Soyuz a model for future of space exploration
The crew consists of Dmitry Kondtrayev from Russia, American astronaut Catherine Coleman and Italian astronaut Paolo Nespoli. They will conduct new experiments and have taken gifts to those currently onboard the station.
The Soyuz rocket is now the primary means of reaching the ISS with the retirement of the American NASA Space Shuttles.
Rocket scientist James Oberg explained space enthusiasts will always look the future, and the Soyuz will not be the only rocket for long. The future holds private enterprise based solutions to space travel and rocketry.
“US private companies can build their own version. In fact, only a few weeks ago one of them was test flown,” he said. “Soyuz is a good model of a rugged, reliable, not too comfortable but always there when you need it space transportation system. It’s about time, some people say, we don’t need space shuttles and other kind of technical complexities and build something like the Soyuz.”
Oberg explained it is a cheaper more efficient model, and as private competition continues it will improve all around.
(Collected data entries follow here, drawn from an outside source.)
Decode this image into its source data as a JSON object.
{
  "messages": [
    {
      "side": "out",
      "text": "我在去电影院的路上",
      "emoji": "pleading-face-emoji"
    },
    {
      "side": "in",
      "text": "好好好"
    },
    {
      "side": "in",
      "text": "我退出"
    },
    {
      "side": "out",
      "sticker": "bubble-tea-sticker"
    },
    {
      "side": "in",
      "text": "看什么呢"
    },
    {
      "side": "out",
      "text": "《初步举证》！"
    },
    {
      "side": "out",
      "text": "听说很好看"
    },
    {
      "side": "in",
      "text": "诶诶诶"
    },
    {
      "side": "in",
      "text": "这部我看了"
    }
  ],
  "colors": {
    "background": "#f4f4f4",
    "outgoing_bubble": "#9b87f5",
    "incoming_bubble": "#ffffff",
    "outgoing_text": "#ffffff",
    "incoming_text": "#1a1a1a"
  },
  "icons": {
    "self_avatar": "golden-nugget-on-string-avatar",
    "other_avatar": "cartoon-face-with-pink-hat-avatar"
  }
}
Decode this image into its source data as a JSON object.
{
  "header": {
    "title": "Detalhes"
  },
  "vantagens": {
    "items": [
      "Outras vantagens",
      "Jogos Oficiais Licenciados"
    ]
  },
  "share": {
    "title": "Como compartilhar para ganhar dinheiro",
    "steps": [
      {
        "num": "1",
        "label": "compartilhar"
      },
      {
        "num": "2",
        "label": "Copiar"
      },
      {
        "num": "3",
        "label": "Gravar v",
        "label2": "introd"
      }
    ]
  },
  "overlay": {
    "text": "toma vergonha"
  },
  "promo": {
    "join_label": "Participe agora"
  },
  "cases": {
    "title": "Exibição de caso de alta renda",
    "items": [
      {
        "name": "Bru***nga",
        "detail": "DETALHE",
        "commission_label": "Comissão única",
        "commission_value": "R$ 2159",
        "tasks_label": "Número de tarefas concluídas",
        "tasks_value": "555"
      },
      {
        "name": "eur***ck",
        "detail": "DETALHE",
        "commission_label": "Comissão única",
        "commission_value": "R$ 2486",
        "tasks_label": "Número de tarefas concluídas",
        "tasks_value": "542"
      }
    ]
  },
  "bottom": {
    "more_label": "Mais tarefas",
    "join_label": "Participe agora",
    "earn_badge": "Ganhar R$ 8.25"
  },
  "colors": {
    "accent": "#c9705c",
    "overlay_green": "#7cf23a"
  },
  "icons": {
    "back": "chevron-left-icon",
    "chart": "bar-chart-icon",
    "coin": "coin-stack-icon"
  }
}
There is no longer a space race between countries, but a race to find new information and technologies to reach new goals.
Space Entrepreneur Jeff Manber said the launch of the Soyuz is significant because it marks a beginning of a period in time when the rocket will be the primary method of reaching the ISS.
“The good news is many people, myself included, that we’re dependant on another nation, but we’re not worried that it is Russia. That’s behind us. The Russians have been very reliable partners,” he said. “We have become true partners in space.”
There is a strong bond between Russians and Americas, he added. Space exploration will continue and a greater investment in space research beyond lower earth orbit will also expand. Manber said there is much more to look forward to.